Erin waited but his reply didn't come, and she stopped herself from throwing the phone at the wall in a fit because she deserved this. She deserved his silence and his anger and his avoidance because this time it was states that separated the two of them and not just a few city streets.
This time she'd told herself she wasn't going back and she'd meant it because there was no way in hell he'd understand her saving her mother and there was no way in hell she was going against her promise to Hank.
She was certain Jay wouldn't understand how she'd put her mother's safety and well-being above all else in her life yet again and as much as she despised herself for doing so she couldn't stop it. She was certain he would demand she come back and demand she explain what in the hell she was thinking but sitting here, on a cold and unwelcoming couch in the heart of New York she still couldn't find the words to explain why Bunny always came before what she wanted and hoped and prayed for. Because that was her weakness- putting others above herself and maybe that came from having grown up with next to nothing, and maybe that came from the fact that she was absolutely terrified the second that she was pleased and content and safe her mother would come and tear it all into shambles or that she'd fuck it up herself because she'd never had much good in her life and she was scared to death that she'd ruin every wonderful thing that came near her, like some kind of disease. And even though Camille had used to spend days a time coaxing those words of self-hatred out of her head and out into the open Erin had never quite grown to accept the fact that she deserved anything besides the slaps across the face her father used to deliver or the jangling of a full pill bottle from the hands of her scheming and manipulative mother.

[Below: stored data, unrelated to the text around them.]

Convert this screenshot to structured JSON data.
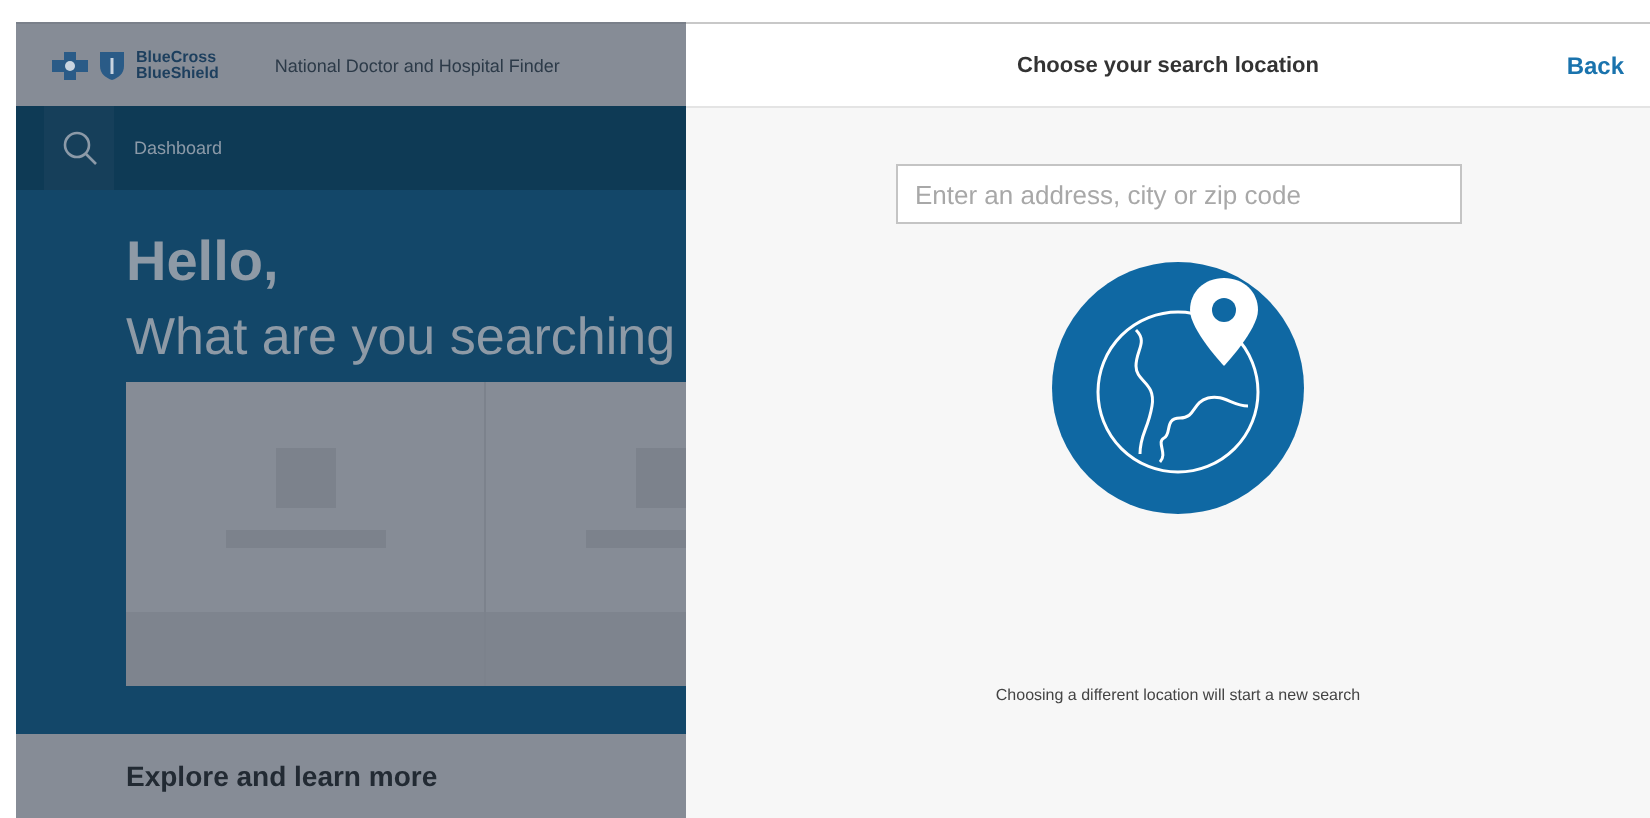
{
  "background_page": {
    "brand_lines": [
      "BlueCross",
      "BlueShield"
    ],
    "header_title": "National Doctor and Hospital Finder",
    "nav": {
      "label": "Dashboard"
    },
    "hero": {
      "greeting": "Hello,",
      "question": "What are you searching"
    },
    "cards": [
      {
        "kind": "placeholder"
      },
      {
        "kind": "placeholder"
      }
    ],
    "section_title": "Explore and learn more"
  },
  "location_panel": {
    "title": "Choose your search location",
    "back": "Back",
    "search": {
      "placeholder": "Enter an address, city or zip code"
    },
    "message": "Choosing a different location will start a new search"
  }
}
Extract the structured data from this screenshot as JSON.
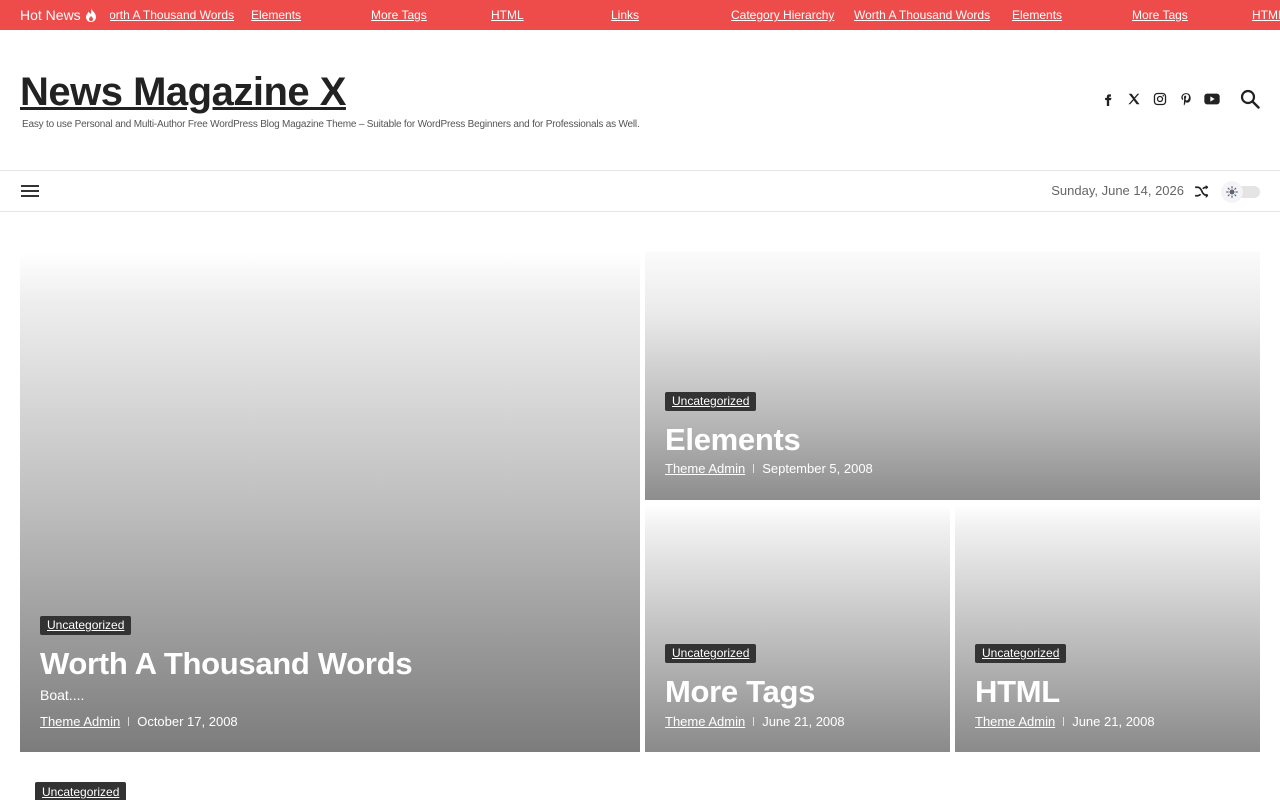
{
  "ticker": {
    "label": "Hot News",
    "items": [
      {
        "text": "Worth A Thousand Words",
        "left": 0
      },
      {
        "text": "Elements"
      },
      {
        "text": "More Tags"
      },
      {
        "text": "HTML"
      },
      {
        "text": "Links"
      },
      {
        "text": "Category Hierarchy"
      },
      {
        "text": "Worth A Thousand Words"
      },
      {
        "text": "Elements"
      },
      {
        "text": "More Tags"
      },
      {
        "text": "HTML"
      }
    ]
  },
  "header": {
    "site_title": "News Magazine X",
    "tagline": "Easy to use Personal and Multi-Author Free WordPress Blog Magazine Theme – Suitable for WordPress Beginners and for Professionals as Well.",
    "social": [
      "facebook-icon",
      "x-icon",
      "instagram-icon",
      "pinterest-icon",
      "youtube-icon"
    ]
  },
  "nav": {
    "date": "Sunday, June 14, 2026"
  },
  "posts": [
    {
      "category": "Uncategorized",
      "title": "Worth A Thousand Words",
      "excerpt": "Boat....",
      "author": "Theme Admin",
      "date": "October 17, 2008"
    },
    {
      "category": "Uncategorized",
      "title": "Elements",
      "author": "Theme Admin",
      "date": "September 5, 2008"
    },
    {
      "category": "Uncategorized",
      "title": "More Tags",
      "author": "Theme Admin",
      "date": "June 21, 2008"
    },
    {
      "category": "Uncategorized",
      "title": "HTML",
      "author": "Theme Admin",
      "date": "June 21, 2008"
    }
  ],
  "bottom": {
    "category": "Uncategorized"
  },
  "colors": {
    "ticker_bg": "#ee4b4b",
    "category_bg": "#333333"
  }
}
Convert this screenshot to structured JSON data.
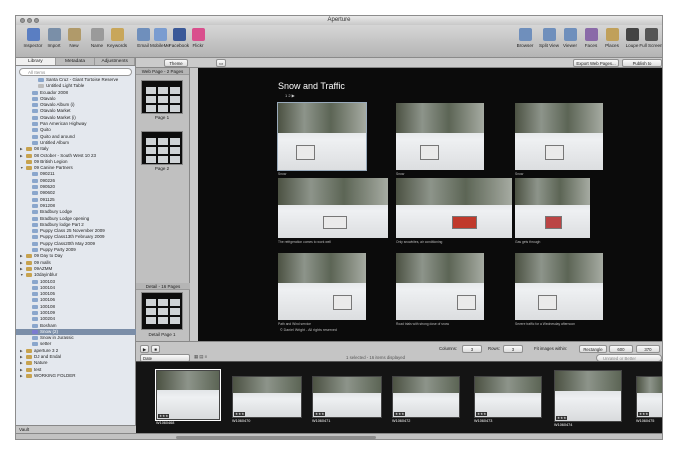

Her phone screen lit up which snapped her out of her daze, her hand flailing for the device before she realized it was Hank with the words 'you've got this, kiddo. I believe in you' and so then she allowed a few tears to fall, realizing she was here in this new place with only one fellow FBI agent in her corner when she'd used to have so many more and maybe this counter terrorism job was supposed to be one that some waited their entire lives to get but maybe she would've done just fine as just a cop back in Chicago, so long as she had the promise of her favorite blue eyes waiting for her to come home to.